I grew up being shamed for my intelligence. I spent my childhood wishing I was more intelligent and being jealous of the cool “intelligent” around me.
I have never passed IQ tests. I highly suspect that the way I proceed information isn’t suitable for IQ tests. I’m bad ar math and I think slowly and deeply, while IQ tests require you to be quick.
The thing with IQ tests is that you can game the system by training yourself to be familiar with the problems. It doesn’t accurately measure how “intelligent” you are. Anything that you can game isn’t worth it.
To drive home to the point, I know a friend who aces almost every single IQ problem. We were helping another friend with some intelligent tests. The IQ friends solved every single IQ problem nicely.

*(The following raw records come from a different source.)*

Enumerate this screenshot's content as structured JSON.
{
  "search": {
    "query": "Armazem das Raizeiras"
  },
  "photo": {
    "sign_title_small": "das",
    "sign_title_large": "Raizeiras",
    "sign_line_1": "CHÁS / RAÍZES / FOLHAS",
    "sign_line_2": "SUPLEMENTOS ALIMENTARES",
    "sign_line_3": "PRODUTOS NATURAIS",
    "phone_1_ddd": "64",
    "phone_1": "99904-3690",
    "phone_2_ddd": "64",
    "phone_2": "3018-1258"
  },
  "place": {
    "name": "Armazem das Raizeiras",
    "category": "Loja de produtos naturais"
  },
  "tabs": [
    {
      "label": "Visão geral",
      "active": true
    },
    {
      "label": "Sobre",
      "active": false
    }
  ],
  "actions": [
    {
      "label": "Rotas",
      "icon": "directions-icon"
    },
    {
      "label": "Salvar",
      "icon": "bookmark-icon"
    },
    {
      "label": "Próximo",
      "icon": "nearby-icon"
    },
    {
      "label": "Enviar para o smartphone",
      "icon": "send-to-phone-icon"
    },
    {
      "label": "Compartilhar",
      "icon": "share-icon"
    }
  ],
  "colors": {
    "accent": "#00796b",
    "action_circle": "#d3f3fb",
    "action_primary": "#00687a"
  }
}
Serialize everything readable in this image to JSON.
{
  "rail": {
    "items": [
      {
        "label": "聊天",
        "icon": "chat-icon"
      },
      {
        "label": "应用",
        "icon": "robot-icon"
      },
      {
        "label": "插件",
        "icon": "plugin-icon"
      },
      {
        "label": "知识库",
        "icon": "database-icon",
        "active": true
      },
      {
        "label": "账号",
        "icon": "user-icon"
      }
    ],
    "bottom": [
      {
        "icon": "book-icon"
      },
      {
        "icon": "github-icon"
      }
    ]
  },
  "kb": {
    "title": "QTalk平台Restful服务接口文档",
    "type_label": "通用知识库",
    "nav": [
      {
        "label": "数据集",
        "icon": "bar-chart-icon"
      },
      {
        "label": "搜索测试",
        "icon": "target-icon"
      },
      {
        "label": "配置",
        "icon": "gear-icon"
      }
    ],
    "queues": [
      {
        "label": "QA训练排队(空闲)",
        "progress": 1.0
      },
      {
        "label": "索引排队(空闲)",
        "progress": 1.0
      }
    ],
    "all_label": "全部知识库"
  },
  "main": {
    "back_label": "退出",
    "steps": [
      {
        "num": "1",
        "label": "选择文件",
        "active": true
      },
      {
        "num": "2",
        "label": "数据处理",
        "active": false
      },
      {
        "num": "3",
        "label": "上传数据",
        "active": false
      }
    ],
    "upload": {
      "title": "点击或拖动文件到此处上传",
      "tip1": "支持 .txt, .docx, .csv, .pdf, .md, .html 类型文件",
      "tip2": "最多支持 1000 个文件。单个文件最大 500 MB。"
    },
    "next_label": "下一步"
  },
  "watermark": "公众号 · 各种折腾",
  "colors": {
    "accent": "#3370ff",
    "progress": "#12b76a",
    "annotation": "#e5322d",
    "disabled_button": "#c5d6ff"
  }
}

But when she came across a problem that didn’t require “IQ”, she was stunned and couldn’t understand what she was required to do, and it took us 3 tries to finally explain to her the problem successfully. The problem was: there was this string of numbers, add each two numbers and write down the last number of the result. Repeat until you were done with the string of numbers. For example: 16494. 1+6=7. You write 7. 6+4=10, you write 0. Repeat the process and you have 7033. It only took me less than half a minute to figure out what they required.
This begs the question: what is “intelligence” anyway? People often use IQ to measure intelligence, but how would that explain my story above? How could someone who aces IQ tests utterly failed to understand a simple problem?
These days I stop obsessing over intelligence and focus more on critical thinking instead. I observe the real world and ask questions, and try to listen to people with different opinions.
At least critical thinking can be learned and measured, unlike the vague thing which is intelligence.